このことは後述するQuicklisp+ASDFによるアプリケーションのパッケージ化で顕著に厄介になる。
プロジェクトが大きくなるにつれて、必要なライブラリの数やソースファイルの数が増えてくる。 修正するたびに評価していれば良いが、大量の修正を入れてしまった場合は全体の更新をしたいこともある。 そういった場合に備えてASDFによってパッケージ化しておくと良い。 次のような.asdファイルとpackage.lispを作る。
;;;; server.asd (defsystem "server" :depends-on (#:clack #:clack-handler-hunchentoot) :serial t :components ((:file "src/handler") (:file "src/app"))) ;;;; package.lisp (defpackage #:server (:use #:cl) (:export #:start-server #:stop-server #:*app*)) (in-package #:server)
これによりserverというパッケージが作成され、Quicklispによってロードできる。

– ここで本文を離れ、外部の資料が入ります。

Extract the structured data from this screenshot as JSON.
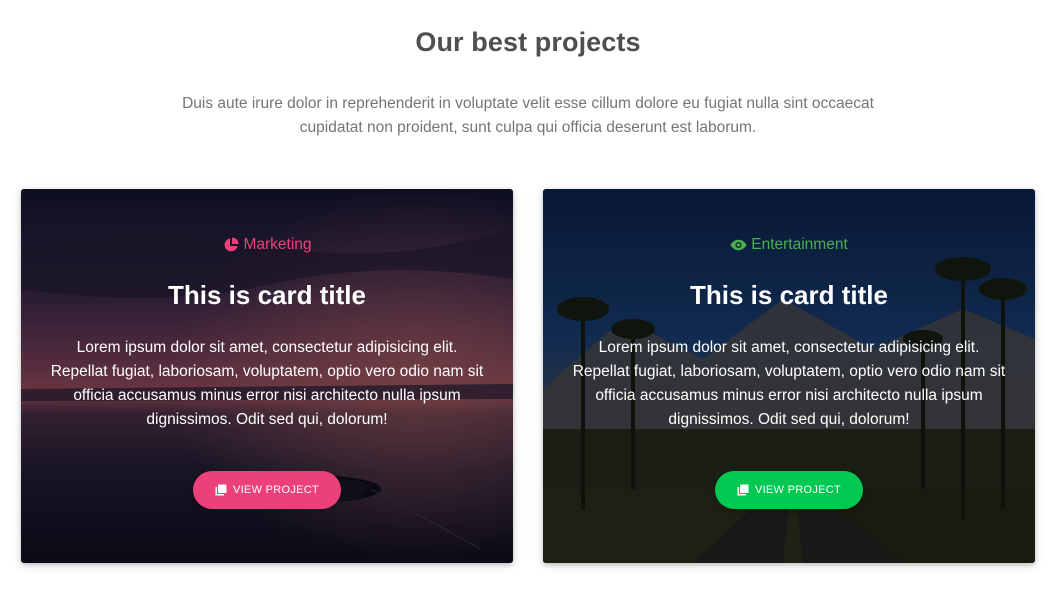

しかし、Quicklispがこのパッケージを取得するためには、手元では、~/.roswell/lisp/quicklisp/local-projects/になければならない。
これはシンボリックリンクを使って解決できる。
ln -s /path/to/files/dir ~/.roswell/lisp/quicklisp/local-projects/server
次のように利用できるできるようになる。
(ql:quickload '#:server)を再評価すれば全ファイルがリロードされる。